The two dimensions don't add up as one is to the internal corner and the other to the external as these are the extents of the two cuts I dimensioned it that way to give builders the sizes to cut. Will post a better detail later but this is the blown up drawing
Thanks. Yes I am up to issue 4620 but awaiting some cast iron. 60 Dia mm as far as I can see you can't get it out of 50mm. Where is the extract for the gland?
I am using a Wabeco CNC mill for some parts it makes things much easier.
It would have been helpful if you could have given a list of materials when the series started as where I live I have to order from a company 2000KMS AWAY and have to wait quite a while for delivery.
I think you'll find the guides are milled out of solid, you wouldn't be able to join then and get the strength required to resist movement whatever way you joined them.

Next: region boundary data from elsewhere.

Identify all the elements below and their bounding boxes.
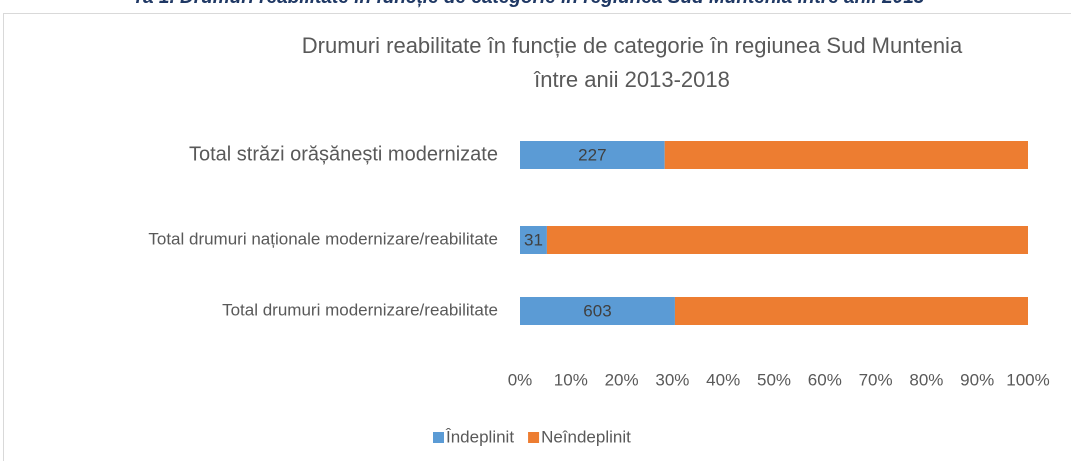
legend-swatch bbox=[528, 432, 540, 443]
x-tick-label: 80% bbox=[909, 370, 943, 389]
x-tick-label: 30% bbox=[655, 370, 689, 389]
legend-label: Îndeplinit bbox=[445, 427, 514, 446]
bar-segment bbox=[520, 297, 675, 325]
legend-swatch bbox=[433, 432, 444, 443]
x-tick-label: 10% bbox=[554, 370, 588, 389]
x-tick-label: 100% bbox=[1006, 370, 1049, 389]
y-tick-label: Total drumuri naționale modernizare/reab… bbox=[148, 229, 498, 248]
bar-segment bbox=[674, 297, 1028, 325]
chart-title: Drumuri reabilitate în funcție de catego… bbox=[302, 33, 963, 58]
chart-title: între anii 2013-2018 bbox=[533, 67, 730, 92]
x-tick-label: 70% bbox=[859, 370, 893, 389]
x-tick-label: 60% bbox=[808, 370, 842, 389]
data-label: 227 bbox=[578, 145, 606, 164]
bar-segment bbox=[546, 226, 1028, 254]
bar-segment bbox=[664, 141, 1028, 169]
data-label: 31 bbox=[524, 230, 543, 249]
x-tick-label: 50% bbox=[757, 370, 791, 389]
y-tick-label: Total străzi orășănești modernizate bbox=[189, 143, 498, 165]
data-label: 603 bbox=[583, 301, 611, 320]
x-tick-label: 90% bbox=[960, 370, 994, 389]
x-tick-label: 0% bbox=[508, 370, 533, 389]
bar-segment bbox=[520, 226, 547, 254]
x-tick-label: 20% bbox=[605, 370, 639, 389]
legend-label: Neîndeplinit bbox=[541, 427, 631, 446]
caption: ra 1. Drumuri reabilitate în funcție de … bbox=[136, 0, 925, 8]
x-tick-label: 40% bbox=[706, 370, 740, 389]
bar-segment bbox=[520, 141, 665, 169]
y-tick-label: Total drumuri modernizare/reabilitate bbox=[222, 300, 498, 319]
chart-border bbox=[3, 13, 1071, 461]
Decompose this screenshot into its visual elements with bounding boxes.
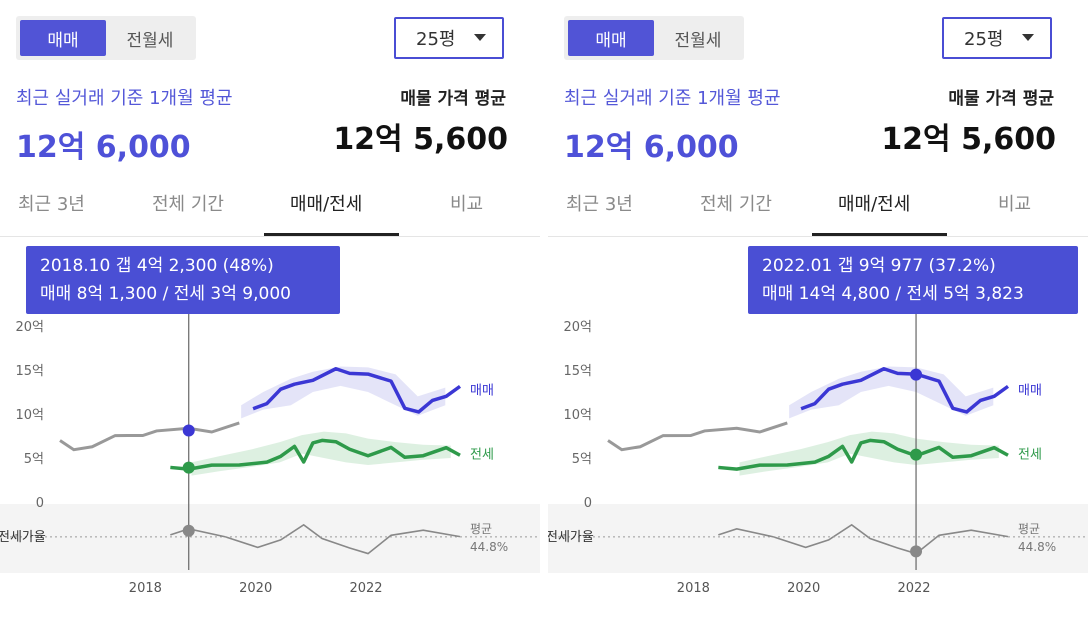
chevron-down-icon [474, 34, 486, 41]
tooltip-gap-line: 2022.01 갭 9억 977 (37.2%) [762, 256, 996, 276]
chart-tooltip: 2022.01 갭 9억 977 (37.2%) 매매 14억 4,800 / … [748, 246, 1078, 314]
tooltip-price-line: 매매 14억 4,800 / 전세 5억 3,823 [762, 284, 1024, 304]
tab-all-period[interactable]: 전체 기간 [700, 194, 772, 215]
recent-trade-label: 최근 실거래 기준 1개월 평균 [564, 88, 781, 109]
active-tab-underline [812, 233, 947, 236]
ratio-average-label: 평균 [1018, 522, 1040, 536]
y-tick-label: 5억 [24, 452, 44, 467]
trade-type-sale[interactable]: 매매 [568, 20, 654, 56]
trade-type-toggle: 매매 전월세 [564, 16, 744, 60]
ratio-hover-marker [910, 545, 923, 558]
tooltip-gap-line: 2018.10 갭 4억 2,300 (48%) [40, 256, 274, 276]
jeonse-range-band [191, 431, 451, 476]
trade-type-rent[interactable]: 전월세 [674, 30, 722, 51]
sale-line-past [607, 421, 788, 452]
trade-type-sale[interactable]: 매매 [20, 20, 106, 56]
jeonse-hover-marker [182, 461, 195, 474]
jeonse-series-label: 전세 [470, 448, 494, 463]
ratio-average-value: 44.8% [470, 540, 508, 554]
x-tick-label: 2022 [897, 581, 930, 596]
asking-price-value: 12억 5,600 [881, 122, 1056, 157]
y-tick-label: 10억 [563, 408, 592, 423]
pyeong-select[interactable]: 25평 [394, 17, 504, 59]
active-tab-underline [264, 233, 399, 236]
jeonse-series-label: 전세 [1018, 448, 1042, 463]
ratio-band-bg [0, 504, 540, 573]
x-tick-label: 2020 [239, 581, 272, 596]
sale-range-band [789, 366, 994, 419]
y-tick-label: 20억 [563, 320, 592, 335]
asking-price-label: 매물 가격 평균 [400, 89, 506, 109]
y-tick-label: 0 [584, 496, 592, 511]
x-tick-label: 2020 [787, 581, 820, 596]
sale-series-label: 매매 [470, 383, 494, 398]
y-tick-label: 15억 [563, 364, 592, 379]
y-tick-label: 15억 [15, 364, 44, 379]
jeonse-line [718, 438, 1009, 471]
chevron-down-icon [1022, 34, 1034, 41]
asking-price-value: 12억 5,600 [333, 122, 508, 157]
pyeong-value: 25평 [964, 29, 1004, 50]
ratio-line [170, 523, 461, 555]
ratio-average-value: 44.8% [1018, 540, 1056, 554]
tab-sale-jeonse[interactable]: 매매/전세 [838, 194, 911, 215]
sale-line-past [59, 421, 240, 452]
period-tabs: 최근 3년 전체 기간 매매/전세 비교 [0, 178, 540, 237]
ratio-average-label: 평균 [470, 522, 492, 536]
period-tabs: 최근 3년 전체 기간 매매/전세 비교 [548, 178, 1088, 237]
y-tick-label: 0 [36, 496, 44, 511]
trade-type-toggle: 매매 전월세 [16, 16, 196, 60]
jeonse-line [170, 438, 461, 471]
ratio-band-bg [548, 504, 1088, 573]
sale-hover-marker [910, 368, 923, 381]
pyeong-select[interactable]: 25평 [942, 17, 1052, 59]
sale-line [252, 366, 462, 414]
pyeong-value: 25평 [416, 29, 456, 50]
x-tick-label: 2018 [677, 581, 710, 596]
tooltip-price-line: 매매 8억 1,300 / 전세 3억 9,000 [40, 284, 291, 304]
sale-range-band [241, 366, 446, 419]
x-tick-label: 2022 [349, 581, 382, 596]
tab-recent-3y[interactable]: 최근 3년 [566, 194, 633, 215]
y-tick-label: 5억 [572, 452, 592, 467]
tab-compare[interactable]: 비교 [450, 194, 484, 215]
tab-compare[interactable]: 비교 [998, 194, 1032, 215]
ratio-label: 전세가율 [548, 530, 594, 545]
sale-hover-marker [182, 424, 195, 437]
trade-type-rent[interactable]: 전월세 [126, 30, 174, 51]
sale-series-label: 매매 [1018, 383, 1042, 398]
asking-price-label: 매물 가격 평균 [948, 89, 1054, 109]
y-tick-label: 20억 [15, 320, 44, 335]
recent-trade-label: 최근 실거래 기준 1개월 평균 [16, 88, 233, 109]
ratio-line [718, 523, 1009, 555]
jeonse-range-band [739, 431, 999, 476]
tab-recent-3y[interactable]: 최근 3년 [18, 194, 85, 215]
sale-line [800, 366, 1010, 414]
ratio-hover-marker [182, 524, 195, 537]
tab-all-period[interactable]: 전체 기간 [152, 194, 224, 215]
recent-trade-price: 12억 6,000 [564, 130, 739, 165]
x-tick-label: 2018 [129, 581, 162, 596]
y-tick-label: 10억 [15, 408, 44, 423]
recent-trade-price: 12억 6,000 [16, 130, 191, 165]
tab-sale-jeonse[interactable]: 매매/전세 [290, 194, 363, 215]
jeonse-hover-marker [910, 448, 923, 461]
ratio-label: 전세가율 [0, 530, 46, 545]
chart-tooltip: 2018.10 갭 4억 2,300 (48%) 매매 8억 1,300 / 전… [26, 246, 340, 314]
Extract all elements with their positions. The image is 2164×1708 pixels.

This is basically as described in the text but photos will be a bit bigger:
First machine your two pieces of 6mm thick material to the overall 79.5mm x 20.0mm, then mark out so you can saw away most of the waste.

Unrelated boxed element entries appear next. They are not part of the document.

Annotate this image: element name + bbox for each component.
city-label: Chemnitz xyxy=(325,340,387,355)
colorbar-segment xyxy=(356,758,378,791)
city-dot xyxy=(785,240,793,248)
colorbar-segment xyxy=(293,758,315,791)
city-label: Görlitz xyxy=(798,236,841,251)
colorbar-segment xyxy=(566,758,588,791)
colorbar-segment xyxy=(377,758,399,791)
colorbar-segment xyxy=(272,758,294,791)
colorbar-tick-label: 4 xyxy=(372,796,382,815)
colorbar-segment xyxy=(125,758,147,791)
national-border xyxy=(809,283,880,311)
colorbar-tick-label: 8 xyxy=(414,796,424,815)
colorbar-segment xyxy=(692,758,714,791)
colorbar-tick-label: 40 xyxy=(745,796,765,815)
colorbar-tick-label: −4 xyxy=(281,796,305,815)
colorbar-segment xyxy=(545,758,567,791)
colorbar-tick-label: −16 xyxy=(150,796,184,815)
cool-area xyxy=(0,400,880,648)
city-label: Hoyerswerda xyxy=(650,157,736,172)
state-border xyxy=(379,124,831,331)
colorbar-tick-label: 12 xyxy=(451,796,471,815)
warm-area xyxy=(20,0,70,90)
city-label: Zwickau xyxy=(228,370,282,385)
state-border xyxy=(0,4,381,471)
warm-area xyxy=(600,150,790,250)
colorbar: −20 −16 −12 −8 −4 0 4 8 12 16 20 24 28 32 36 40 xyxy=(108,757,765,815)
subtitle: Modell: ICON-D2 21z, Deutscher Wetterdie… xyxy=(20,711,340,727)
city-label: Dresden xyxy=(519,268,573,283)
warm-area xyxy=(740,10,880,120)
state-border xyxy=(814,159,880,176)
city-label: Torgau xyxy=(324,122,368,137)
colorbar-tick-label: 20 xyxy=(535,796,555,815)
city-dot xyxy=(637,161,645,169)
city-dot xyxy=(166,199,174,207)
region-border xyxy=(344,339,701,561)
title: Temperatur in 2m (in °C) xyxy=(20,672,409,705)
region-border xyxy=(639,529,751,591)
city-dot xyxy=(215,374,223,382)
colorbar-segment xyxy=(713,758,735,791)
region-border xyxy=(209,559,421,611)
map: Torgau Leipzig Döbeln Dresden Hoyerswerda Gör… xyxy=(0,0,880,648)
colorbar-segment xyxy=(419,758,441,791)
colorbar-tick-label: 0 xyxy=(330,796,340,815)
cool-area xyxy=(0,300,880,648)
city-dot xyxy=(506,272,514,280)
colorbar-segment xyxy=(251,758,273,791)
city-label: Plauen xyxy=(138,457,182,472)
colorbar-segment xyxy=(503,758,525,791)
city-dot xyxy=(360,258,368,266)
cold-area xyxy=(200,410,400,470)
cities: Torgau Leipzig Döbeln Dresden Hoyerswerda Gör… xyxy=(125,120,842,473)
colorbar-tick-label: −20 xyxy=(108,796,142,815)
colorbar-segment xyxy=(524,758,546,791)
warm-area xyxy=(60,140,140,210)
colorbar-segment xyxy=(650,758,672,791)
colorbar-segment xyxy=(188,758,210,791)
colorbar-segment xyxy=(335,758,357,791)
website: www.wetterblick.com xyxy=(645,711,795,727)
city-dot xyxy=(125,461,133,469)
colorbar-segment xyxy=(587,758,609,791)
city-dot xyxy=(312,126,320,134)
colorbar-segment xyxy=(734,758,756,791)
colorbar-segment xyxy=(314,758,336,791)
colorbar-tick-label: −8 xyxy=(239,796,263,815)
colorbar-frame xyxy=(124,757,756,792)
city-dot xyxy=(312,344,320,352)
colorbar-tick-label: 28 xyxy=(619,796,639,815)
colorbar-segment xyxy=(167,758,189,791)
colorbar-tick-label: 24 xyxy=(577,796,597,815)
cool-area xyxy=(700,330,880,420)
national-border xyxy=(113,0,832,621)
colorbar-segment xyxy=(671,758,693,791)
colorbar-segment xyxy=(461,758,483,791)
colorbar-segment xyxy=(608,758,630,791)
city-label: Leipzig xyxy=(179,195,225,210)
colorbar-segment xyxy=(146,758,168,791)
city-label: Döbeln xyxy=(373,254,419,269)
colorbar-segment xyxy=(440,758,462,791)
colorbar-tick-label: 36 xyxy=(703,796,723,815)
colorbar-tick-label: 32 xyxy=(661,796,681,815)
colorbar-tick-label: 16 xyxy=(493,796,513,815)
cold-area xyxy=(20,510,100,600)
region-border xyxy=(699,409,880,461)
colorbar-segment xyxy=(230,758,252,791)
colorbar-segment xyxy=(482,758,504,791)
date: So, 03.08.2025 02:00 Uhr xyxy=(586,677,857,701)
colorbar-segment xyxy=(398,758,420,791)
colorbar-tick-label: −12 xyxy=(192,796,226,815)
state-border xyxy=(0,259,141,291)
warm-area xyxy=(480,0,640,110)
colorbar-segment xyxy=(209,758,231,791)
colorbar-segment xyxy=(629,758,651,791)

Now hold in the vice with the inner face resting on parallels and mill down the 6.2mm leaving 3mm which forms the horizontal leg.

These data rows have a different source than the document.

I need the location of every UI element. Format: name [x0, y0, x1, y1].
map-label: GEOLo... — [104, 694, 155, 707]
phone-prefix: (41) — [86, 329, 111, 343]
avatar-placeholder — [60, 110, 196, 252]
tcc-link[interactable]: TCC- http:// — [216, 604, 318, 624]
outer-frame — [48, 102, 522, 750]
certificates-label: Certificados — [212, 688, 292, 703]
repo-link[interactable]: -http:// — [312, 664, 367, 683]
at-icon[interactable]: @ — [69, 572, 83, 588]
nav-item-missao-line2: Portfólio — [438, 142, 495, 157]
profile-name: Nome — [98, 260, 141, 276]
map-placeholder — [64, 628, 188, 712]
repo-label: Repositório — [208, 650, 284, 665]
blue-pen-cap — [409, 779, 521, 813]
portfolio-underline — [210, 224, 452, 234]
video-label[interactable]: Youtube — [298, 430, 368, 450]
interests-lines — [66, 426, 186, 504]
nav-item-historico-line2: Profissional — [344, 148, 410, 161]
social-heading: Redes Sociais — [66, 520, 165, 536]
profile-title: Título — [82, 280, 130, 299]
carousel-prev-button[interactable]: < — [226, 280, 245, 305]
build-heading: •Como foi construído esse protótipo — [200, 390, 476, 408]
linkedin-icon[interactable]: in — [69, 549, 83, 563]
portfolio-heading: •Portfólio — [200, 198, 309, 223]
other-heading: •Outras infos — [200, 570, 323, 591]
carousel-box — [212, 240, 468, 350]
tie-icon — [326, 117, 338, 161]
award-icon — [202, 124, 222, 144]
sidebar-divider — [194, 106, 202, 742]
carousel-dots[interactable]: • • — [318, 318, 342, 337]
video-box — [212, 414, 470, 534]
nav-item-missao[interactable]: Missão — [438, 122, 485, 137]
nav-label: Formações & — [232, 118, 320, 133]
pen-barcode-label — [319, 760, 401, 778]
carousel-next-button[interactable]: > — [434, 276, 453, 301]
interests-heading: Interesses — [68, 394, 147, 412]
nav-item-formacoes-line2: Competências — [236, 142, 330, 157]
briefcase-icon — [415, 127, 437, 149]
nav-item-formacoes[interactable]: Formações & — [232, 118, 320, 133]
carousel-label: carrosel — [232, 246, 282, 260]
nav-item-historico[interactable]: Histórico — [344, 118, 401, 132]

Hold the part again with the inner face resting on a parallel but use a thicker one this time and mill the outerface for a length of 55.3mm from the bottom of the part and again leave 3mm thickness of material to form the vertical leg.
You can now blue the inner edge of the part and mark a line 23.5mm down which is just visible in the photo and I also carried a line around from that to show where the metal will be removed to but that is optional. Slip two matching diameter rods or drill bits onto the vice and use them to support the two internal corners machined in the earlier steps. This will hold the work at the correct angle so no measuring required, just machine down until the cutter is at the marked line on the side.
The final operation is to turn the part the other way up so the sloping face you just machined is resting on a parallel and mill out the remaining material to leave a 3mm finished thickness. No pic of that.
As for the cylinder that will indeed come out of 50mm stock as per the article, just offset the bore of teh cylinder, something like 4mm will do nicely and leave plenty to spare all round
John, I'm also just about to send you a message so look at the green bar along the top of the page and your "inbox" will be flashing, click that.
Jason I would be interested to know how you fixed the cross head guides in place. Not so much the actual fixings but how did you line everything up accurately.
Both guides have to be set accurately in the same vertical plane and also the centre line of each guide must be on the centre line of the cylinder.
I have thoughts on how to do it but would be interested in your method.
Geoff, I don't recall doing anything special when it came to fitting the parts together. Making the cross head on the end of a bar helps as you can drill and tap it and then by doing the milling with a spin indexer it should ensure all the milling ops are equal either side of the piston rod hole. likewise making sure you accurately locate the ctr of the cylinder cover and then take equal amounts off either side will ensure the two guides sit equally either side of the piston rod.
On the guides I did each milling operation on one and then the other using a vice stop to ensure both parts went into the vice in the same position as they were swapped in and out. Once complete a slight tweak in the vice and checking against a straight edge was needed as there was a little distortion.
Then it is just a case of checking for free movement as each piece is assembled so you can tell what makes it go tight rather than building it all up and then trying to trace where a tight spot may be. Don't know if you have noticed but I also specified M2.5 for the fixing in the entablature but went with a 3.0mm hole in the top of the guide which gives a bit of wiggle room should it be needed.
it is, I have no Ali in my scrap box. To be honest it's not something I use. besides it's expensive Last time I looked at the price of some, I nearly had a heart attack. There's a steel stock holder local to me and if you buy standard stock lengths it's dirt cheap so my efforts are all in steel.